Les croyances bizarres sur ce point ne manquent pas. D'aucuns croient que la femme est plus gaie quand elle est enceinte d'un garçon que lorsqu'elle doit accoucher d'une fille. D'autres pensent que le ventre fortement proéminent est l'indice d'une fille, le ventre peu saillant faisant au contraire présager d'un garçon.
Pour Aristote, le vent du Nord faisait engendrer des garçons, le vent du Midi des filles.
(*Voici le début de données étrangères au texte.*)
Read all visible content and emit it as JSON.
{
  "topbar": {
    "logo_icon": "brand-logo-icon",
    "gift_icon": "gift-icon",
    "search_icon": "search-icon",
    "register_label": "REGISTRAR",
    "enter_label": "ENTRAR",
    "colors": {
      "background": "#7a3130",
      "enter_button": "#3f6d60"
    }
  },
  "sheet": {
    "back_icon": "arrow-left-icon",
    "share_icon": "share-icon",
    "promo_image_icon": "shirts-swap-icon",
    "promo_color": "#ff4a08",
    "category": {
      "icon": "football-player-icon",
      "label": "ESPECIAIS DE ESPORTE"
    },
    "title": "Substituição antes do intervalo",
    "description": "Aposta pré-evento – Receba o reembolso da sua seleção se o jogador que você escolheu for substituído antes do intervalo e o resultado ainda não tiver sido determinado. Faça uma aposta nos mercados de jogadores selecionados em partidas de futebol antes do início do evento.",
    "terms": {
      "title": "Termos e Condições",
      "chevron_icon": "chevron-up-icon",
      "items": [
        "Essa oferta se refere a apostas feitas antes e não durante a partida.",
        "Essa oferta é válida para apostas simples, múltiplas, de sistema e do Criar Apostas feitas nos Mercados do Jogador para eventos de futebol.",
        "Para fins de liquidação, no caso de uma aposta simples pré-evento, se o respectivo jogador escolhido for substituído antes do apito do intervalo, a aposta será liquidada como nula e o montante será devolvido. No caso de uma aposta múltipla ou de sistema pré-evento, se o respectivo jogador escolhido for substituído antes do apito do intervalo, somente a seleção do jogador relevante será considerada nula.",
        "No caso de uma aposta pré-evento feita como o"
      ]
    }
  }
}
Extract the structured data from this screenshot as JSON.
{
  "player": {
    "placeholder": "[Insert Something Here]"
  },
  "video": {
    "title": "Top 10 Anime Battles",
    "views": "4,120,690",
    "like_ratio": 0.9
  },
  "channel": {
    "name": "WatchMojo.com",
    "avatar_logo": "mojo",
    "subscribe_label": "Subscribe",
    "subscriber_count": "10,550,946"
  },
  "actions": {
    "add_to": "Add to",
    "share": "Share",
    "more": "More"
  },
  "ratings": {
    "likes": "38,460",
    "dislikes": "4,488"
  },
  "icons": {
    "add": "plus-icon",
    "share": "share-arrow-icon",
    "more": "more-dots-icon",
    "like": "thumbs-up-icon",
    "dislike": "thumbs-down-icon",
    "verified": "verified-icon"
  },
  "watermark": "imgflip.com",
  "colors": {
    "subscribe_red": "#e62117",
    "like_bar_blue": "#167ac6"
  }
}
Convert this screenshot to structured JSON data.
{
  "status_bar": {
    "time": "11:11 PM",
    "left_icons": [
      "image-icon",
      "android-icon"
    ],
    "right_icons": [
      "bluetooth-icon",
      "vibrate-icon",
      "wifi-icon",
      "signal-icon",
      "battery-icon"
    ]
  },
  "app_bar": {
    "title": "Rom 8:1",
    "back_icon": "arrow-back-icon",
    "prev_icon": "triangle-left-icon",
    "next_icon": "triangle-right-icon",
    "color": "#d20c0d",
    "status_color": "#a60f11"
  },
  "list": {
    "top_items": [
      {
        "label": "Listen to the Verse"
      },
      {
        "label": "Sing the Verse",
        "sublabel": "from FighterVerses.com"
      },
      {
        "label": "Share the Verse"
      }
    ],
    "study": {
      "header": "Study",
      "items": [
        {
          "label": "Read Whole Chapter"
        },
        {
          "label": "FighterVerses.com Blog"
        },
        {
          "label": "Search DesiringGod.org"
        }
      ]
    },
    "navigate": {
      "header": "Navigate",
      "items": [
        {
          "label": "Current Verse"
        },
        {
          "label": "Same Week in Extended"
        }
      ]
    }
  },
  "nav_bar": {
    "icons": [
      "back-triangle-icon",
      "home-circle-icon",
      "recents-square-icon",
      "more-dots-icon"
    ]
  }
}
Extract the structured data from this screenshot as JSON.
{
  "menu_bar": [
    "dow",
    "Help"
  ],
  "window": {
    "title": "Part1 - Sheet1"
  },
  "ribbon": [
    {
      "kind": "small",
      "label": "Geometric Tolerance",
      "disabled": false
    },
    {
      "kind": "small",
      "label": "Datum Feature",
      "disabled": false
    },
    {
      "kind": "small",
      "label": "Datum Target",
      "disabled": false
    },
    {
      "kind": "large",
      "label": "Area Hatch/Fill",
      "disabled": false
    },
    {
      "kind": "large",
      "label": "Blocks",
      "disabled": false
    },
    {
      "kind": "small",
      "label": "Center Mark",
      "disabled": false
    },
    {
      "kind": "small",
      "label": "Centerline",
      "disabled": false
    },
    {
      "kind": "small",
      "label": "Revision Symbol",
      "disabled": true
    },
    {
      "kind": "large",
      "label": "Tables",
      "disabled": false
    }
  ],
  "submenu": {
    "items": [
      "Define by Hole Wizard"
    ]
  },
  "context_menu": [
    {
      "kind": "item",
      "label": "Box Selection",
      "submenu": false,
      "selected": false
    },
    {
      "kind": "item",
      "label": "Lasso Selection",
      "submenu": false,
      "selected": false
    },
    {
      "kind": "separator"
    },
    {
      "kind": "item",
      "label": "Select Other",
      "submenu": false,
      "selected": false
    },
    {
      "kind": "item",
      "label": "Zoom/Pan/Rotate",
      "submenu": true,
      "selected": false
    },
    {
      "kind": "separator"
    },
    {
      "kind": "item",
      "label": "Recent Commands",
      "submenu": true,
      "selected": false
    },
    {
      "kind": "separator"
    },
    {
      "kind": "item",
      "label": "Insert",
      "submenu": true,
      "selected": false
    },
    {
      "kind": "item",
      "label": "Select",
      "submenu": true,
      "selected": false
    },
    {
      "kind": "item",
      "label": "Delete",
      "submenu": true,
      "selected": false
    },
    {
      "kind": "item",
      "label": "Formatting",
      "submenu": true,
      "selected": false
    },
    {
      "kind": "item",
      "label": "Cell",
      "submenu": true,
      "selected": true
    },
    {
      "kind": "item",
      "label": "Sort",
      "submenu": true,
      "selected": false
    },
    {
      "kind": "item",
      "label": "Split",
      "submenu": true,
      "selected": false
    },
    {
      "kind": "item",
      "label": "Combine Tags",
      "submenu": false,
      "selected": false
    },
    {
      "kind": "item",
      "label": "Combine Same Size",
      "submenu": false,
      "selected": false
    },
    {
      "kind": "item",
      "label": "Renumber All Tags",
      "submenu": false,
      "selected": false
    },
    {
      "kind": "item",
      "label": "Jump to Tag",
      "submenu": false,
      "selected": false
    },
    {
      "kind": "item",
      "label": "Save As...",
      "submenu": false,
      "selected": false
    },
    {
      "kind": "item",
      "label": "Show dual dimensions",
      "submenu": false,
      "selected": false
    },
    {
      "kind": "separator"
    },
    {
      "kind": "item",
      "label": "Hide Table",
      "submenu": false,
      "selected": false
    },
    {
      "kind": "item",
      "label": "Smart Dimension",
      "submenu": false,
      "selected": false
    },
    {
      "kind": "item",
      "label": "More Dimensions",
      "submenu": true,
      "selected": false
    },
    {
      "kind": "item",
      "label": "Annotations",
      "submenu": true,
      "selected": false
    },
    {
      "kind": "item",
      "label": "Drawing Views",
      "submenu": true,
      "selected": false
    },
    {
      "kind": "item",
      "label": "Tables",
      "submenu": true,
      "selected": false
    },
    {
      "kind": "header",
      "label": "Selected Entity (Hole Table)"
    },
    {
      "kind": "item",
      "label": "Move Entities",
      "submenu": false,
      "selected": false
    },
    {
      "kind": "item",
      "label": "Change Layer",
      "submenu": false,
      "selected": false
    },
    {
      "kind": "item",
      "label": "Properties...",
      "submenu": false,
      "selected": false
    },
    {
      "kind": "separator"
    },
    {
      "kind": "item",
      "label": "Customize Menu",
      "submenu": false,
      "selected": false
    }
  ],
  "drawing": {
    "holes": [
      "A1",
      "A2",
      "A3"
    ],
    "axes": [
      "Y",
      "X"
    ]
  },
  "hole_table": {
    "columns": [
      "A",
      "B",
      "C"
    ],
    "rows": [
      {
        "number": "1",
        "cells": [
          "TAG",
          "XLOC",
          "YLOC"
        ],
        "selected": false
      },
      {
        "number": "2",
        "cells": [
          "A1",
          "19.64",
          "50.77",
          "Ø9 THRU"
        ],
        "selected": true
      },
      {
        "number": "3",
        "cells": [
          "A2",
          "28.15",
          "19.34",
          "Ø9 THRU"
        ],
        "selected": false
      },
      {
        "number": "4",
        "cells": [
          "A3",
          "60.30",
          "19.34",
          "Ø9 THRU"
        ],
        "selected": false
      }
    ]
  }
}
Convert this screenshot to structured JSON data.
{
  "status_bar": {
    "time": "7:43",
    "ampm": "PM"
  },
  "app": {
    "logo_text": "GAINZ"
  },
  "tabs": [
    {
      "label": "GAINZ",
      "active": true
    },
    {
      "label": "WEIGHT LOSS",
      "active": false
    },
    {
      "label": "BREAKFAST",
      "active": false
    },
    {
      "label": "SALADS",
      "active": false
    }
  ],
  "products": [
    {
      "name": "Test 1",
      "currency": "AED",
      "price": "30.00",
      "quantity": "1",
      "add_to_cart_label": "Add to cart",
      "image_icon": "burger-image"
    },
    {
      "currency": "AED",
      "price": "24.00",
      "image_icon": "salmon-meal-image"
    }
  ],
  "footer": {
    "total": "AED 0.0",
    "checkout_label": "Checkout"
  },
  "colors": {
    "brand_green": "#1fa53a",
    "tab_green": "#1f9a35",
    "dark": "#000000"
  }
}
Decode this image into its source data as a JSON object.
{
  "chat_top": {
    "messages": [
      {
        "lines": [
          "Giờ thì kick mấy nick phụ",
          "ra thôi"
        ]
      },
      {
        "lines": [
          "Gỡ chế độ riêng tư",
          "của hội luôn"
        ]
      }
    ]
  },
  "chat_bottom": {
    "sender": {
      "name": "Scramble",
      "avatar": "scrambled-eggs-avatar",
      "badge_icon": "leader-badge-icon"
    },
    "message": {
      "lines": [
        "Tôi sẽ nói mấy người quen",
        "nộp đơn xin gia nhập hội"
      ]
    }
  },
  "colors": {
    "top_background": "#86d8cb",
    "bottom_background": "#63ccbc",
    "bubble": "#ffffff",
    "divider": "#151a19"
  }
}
On a aussi, pendant longtemps, attribué à la lune une influence sur la diversité des sexes. "Suivant les bonnes femmes, dit Gardien, lorsque dans une première grossesse la femme conçoit en nouvelle lune, elle engendre un garçon. Si la conception a lieu vers le déclin de la lune, elle doit accoucher d'une fille. Si la femme a déjà eu des enfants, pour déterminer le sexe de celui qu'elle porte, il faut considérer à quelle phase lunaire correspondait son dernier accouchement. Si elle est accouchée, la première fois, avant le plein de la lune, elle mettra au monde un garçon dans la couche suivante. Si l'accouchement s'est fait vers le déclin de la lune, on regarde comme certain qu'elle aura une fille la première fois qu'elle deviendra mère."
A la vérité, si l'imagination s'est donnée libre carrière pour trouver un moyen de résoudre cette grave question, c'est qu'on ne connaissait pas de signe sérieux permettant de prévoir d'avance le sexe de l'enfant. Et nous ne sommes pas plus avancés de nos jours.
Les annales de la santé, 15 juin 1910.